Elektroakustische Musik: Niederlande I

Ton Bruynèl
was born in Utrecht in 1934. He died in Mailly, France, in 1998. From 1952 to 1956 he studied the piano with Wolfgang Wijdeveld at the Utrecht Conservatory of Music. His choice of teacher was motivated both by the fact that Wijdeveld had been a pupil of Béla Bartók as well as that he was active as a composer at a time when composition was not offered as a course of study in Utrecht. In defiance of the cold shoulder given to composition, Bruynèl banded together with fellow students Peter Schat and Jan van Vlijmen, rallying round the composer Kees van Baaren. Van Baaren introduced his young disciples to dodecaphony, with which Bruynèl felt little affinity. His attention, rather, was focused enthusiastically on the French musique concrète. He chose his instrumentation with the reproduction of concrete sounds in mind, and oriented himself at the Electronic Music Studio at the universities of Utrecht and Delft, later renamed the Institute for Sonology.
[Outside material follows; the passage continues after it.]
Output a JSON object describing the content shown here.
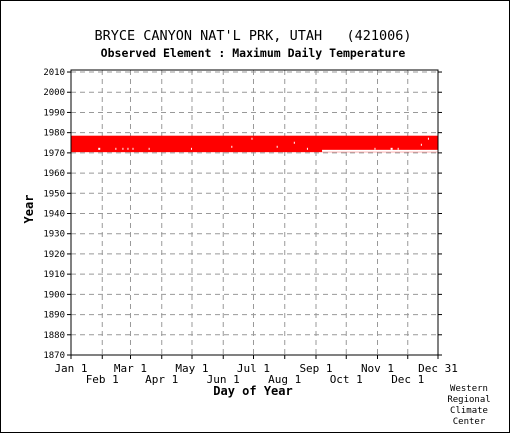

In 1957 he established his own studio in Utrecht - the first private studio in the Netherlands - specializing in writing music which combines electronic and acoustic sounds. In the 1970s and 1980s he taught electronic composition at the Utrecht Conservatory. 
Bruynèl won the prize for ‘Best Dutch entry’ during the 1966 International Gaudeamus Music Week with his composition Mobilefor two recorded soundtracks. In 1971 his audio-visual ‘Kubus-project’ (created together with architect Aldo van Eijck and sculptor Carel Visser) was exhibited in the Stedelijk Museum in Amsterdam. His compositions Chicharras (a joint project with the poet Bert Schierbeek) and Adieu Petit Prince (based on texts by Antoine de Saint-Exupéry) earned Bruynèl awards at the 1986 International Festival for Electronic Music in Bourges, France. His composition Non sono un uccello, a video opera on the history of flight, was broadcast on Dutch television in 1998.